El secretario de Derechos Humanos de La Rioja, Delfor Brizuela, aseguró que el organismo intervino desde que se conoció la denuncia de los dos mendocinos y confirmó que pidió informes, el apartamiento de autoridades policiales y el reemplazo del fiscal que llevaba la causa. También sostuvo que, si se comprueban los hechos, deberán aplicarse sanciones administrativas y penales.
El secretario de Derechos Humanos de La Rioja, Delfor Brizuela, afirmó que el organismo provincial intervino desde el primer momento en la investigación por las presuntas torturas denunciadas por dos jóvenes mendocinos detenidos en la comisaría de Ulapes y aseguró que el objetivo es que el caso se esclarezca con celeridad y que los responsables reciban las sanciones correspondientes.
Brizuela explicó que el mismo día en que tomó conocimiento de las denuncias envió pedidos de informes a la comisaría de Ulapes, a la Unidad Regional de Chepes, al jefe de Policía y al ministro de Seguridad, al considerar que las acusaciones eran de «extrema gravedad» y requerían una respuesta inmediata por parte de la fuerza policial.
«Pedimos que se investigara rápidamente y que se dieran señales claras de que existía voluntad de esclarecer lo ocurrido», sostuvo.
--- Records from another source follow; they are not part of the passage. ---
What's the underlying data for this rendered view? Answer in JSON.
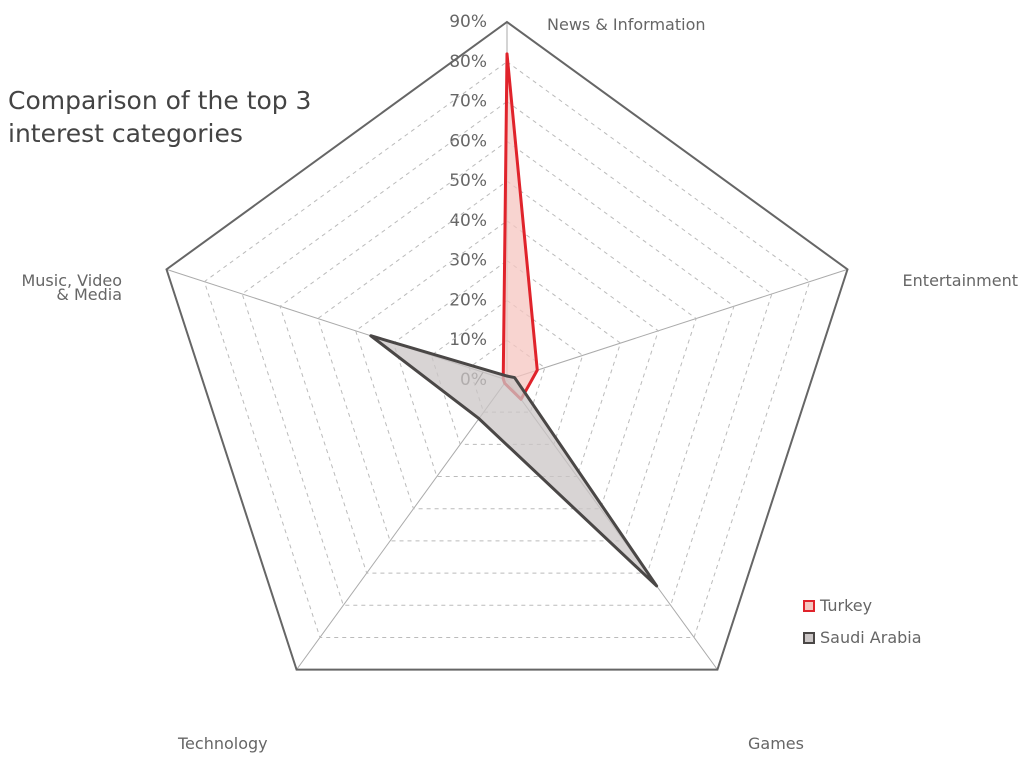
{
  "chart_data": {
    "type": "radar",
    "title": "Comparison of the top 3 interest categories",
    "categories": [
      "News & Information",
      "Entertainment",
      "Games",
      "Technology",
      "Music, Video\n& Media"
    ],
    "series": [
      {
        "name": "Turkey",
        "color": "#e0232b",
        "fill": "#f5c6c0",
        "values": [
          82,
          8,
          6,
          1,
          1
        ]
      },
      {
        "name": "Saudi Arabia",
        "color": "#4a4746",
        "fill": "#cbc6c6",
        "values": [
          1,
          2,
          64,
          12,
          36
        ]
      }
    ],
    "ylim": [
      0,
      90
    ],
    "yticks": [
      {
        "value": 0,
        "label": "0%"
      },
      {
        "value": 10,
        "label": "10%"
      },
      {
        "value": 20,
        "label": "20%"
      },
      {
        "value": 30,
        "label": "30%"
      },
      {
        "value": 40,
        "label": "40%"
      },
      {
        "value": 50,
        "label": "50%"
      },
      {
        "value": 60,
        "label": "60%"
      },
      {
        "value": 70,
        "label": "70%"
      },
      {
        "value": 80,
        "label": "80%"
      },
      {
        "value": 90,
        "label": "90%"
      }
    ]
  }
}
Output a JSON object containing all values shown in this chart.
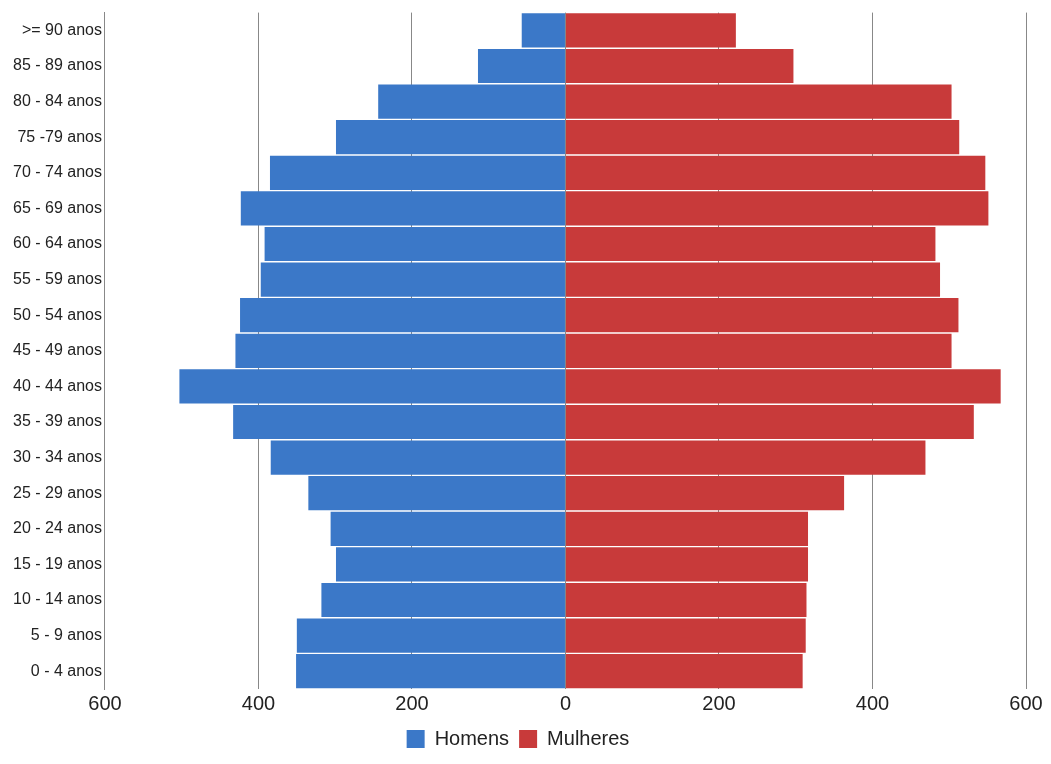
{
  "chart_data": {
    "type": "bar",
    "orientation": "horizontal",
    "stacked": true,
    "categories": [
      ">= 90 anos",
      "85 - 89 anos",
      "80 - 84 anos",
      "75 -79 anos",
      "70 - 74 anos",
      "65 - 69 anos",
      "60 - 64 anos",
      "55 - 59 anos",
      "50 - 54 anos",
      "45 - 49 anos",
      "40 - 44 anos",
      "35 - 39 anos",
      "30 - 34 anos",
      "25 - 29 anos",
      "20 - 24 anos",
      "15 - 19 anos",
      "10 - 14 anos",
      "5 - 9 anos",
      "0 - 4 anos"
    ],
    "series": [
      {
        "name": "Homens",
        "color": "#3b78c8",
        "values": [
          -57,
          -114,
          -244,
          -299,
          -385,
          -423,
          -392,
          -397,
          -424,
          -430,
          -503,
          -433,
          -384,
          -335,
          -306,
          -299,
          -318,
          -350,
          -351
        ]
      },
      {
        "name": "Mulheres",
        "color": "#c83a3a",
        "values": [
          222,
          297,
          503,
          513,
          547,
          551,
          482,
          488,
          512,
          503,
          567,
          532,
          469,
          363,
          316,
          316,
          314,
          313,
          309
        ]
      }
    ],
    "xlim": [
      -600,
      600
    ],
    "xticks": [
      {
        "value": -600,
        "label": "600"
      },
      {
        "value": -400,
        "label": "400"
      },
      {
        "value": -200,
        "label": "200"
      },
      0,
      200,
      400,
      600
    ],
    "grid": "x",
    "legend": "bottom"
  }
}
Pedido de apartamiento del fiscal
El funcionario también confirmó que, junto al abogado querellante, impulsó el apartamiento del fiscal que inicialmente tenía a su cargo la investigación, al entender que el avance de la causa era insuficiente y que el paso del tiempo podía comprometer pruebas fundamentales.
Según explicó, posteriormente se designó un nuevo fiscal que comenzó a adoptar medidas procesales con mayor rapidez, entre ellas la inspección de la dependencia policial y el secuestro de documentación vinculada al procedimiento cuestionado.
Brizuela destacó además la actuación de la División Asuntos Internos de la Policía, que retiró registros fílmicos y documentación de la dependencia y avanzó con las primeras actuaciones administrativas.
Separación de policías
El secretario valoró las decisiones adoptadas por la conducción policial y el Ministerio de Seguridad, que incluyeron el apartamiento de los jefes de la comisaría y, posteriormente, de los efectivos que prestaban servicio el día de los hechos denunciados.
«Era una medida necesaria para garantizar una investigación transparente», afirmó.
No obstante, aclaró que las responsabilidades deberán determinarse durante la investigación y que, de comprobarse los hechos, corresponderán tanto sanciones disciplinarias para la cadena de mando como responsabilidades penales para quienes hayan participado directamente.
Contacto permanente con las víctimas
Brizuela señaló que mantiene comunicación permanente con las familias de los dos jóvenes, quienes ya regresaron a Mendoza, y aseguró que desde la Secretaría de Derechos Humanos continuarán acompañando el proceso judicial.
Indicó además que uno de los denunciantes permanece con un fuerte impacto psicológico producto de los presuntos tormentos sufridos durante la detención, mientras que el otro continúa bajo tratamiento médico por lesiones compatibles con fracturas costales.
El funcionario sostuvo que las víctimas manifestaron preocupación porque algunos de los efectivos denunciados continuaban prestando servicio hasta que finalmente fueron separados de sus funciones.
«Queremos que haya justicia»
El titular de Derechos Humanos remarcó que la investigación debe avanzar hasta determinar todas las responsabilidades.
«Lo que buscamos es el esclarecimiento de los hechos y que exista justicia, tanto desde el punto de vista administrativo como penal», concluyó.
La causa continúa ahora bajo la órbita del nuevo fiscal interviniente, mientras la investigación administrativa sigue su curso dentro de la Policía provincial para determinar la eventual responsabilidad de los efectivos involucrados.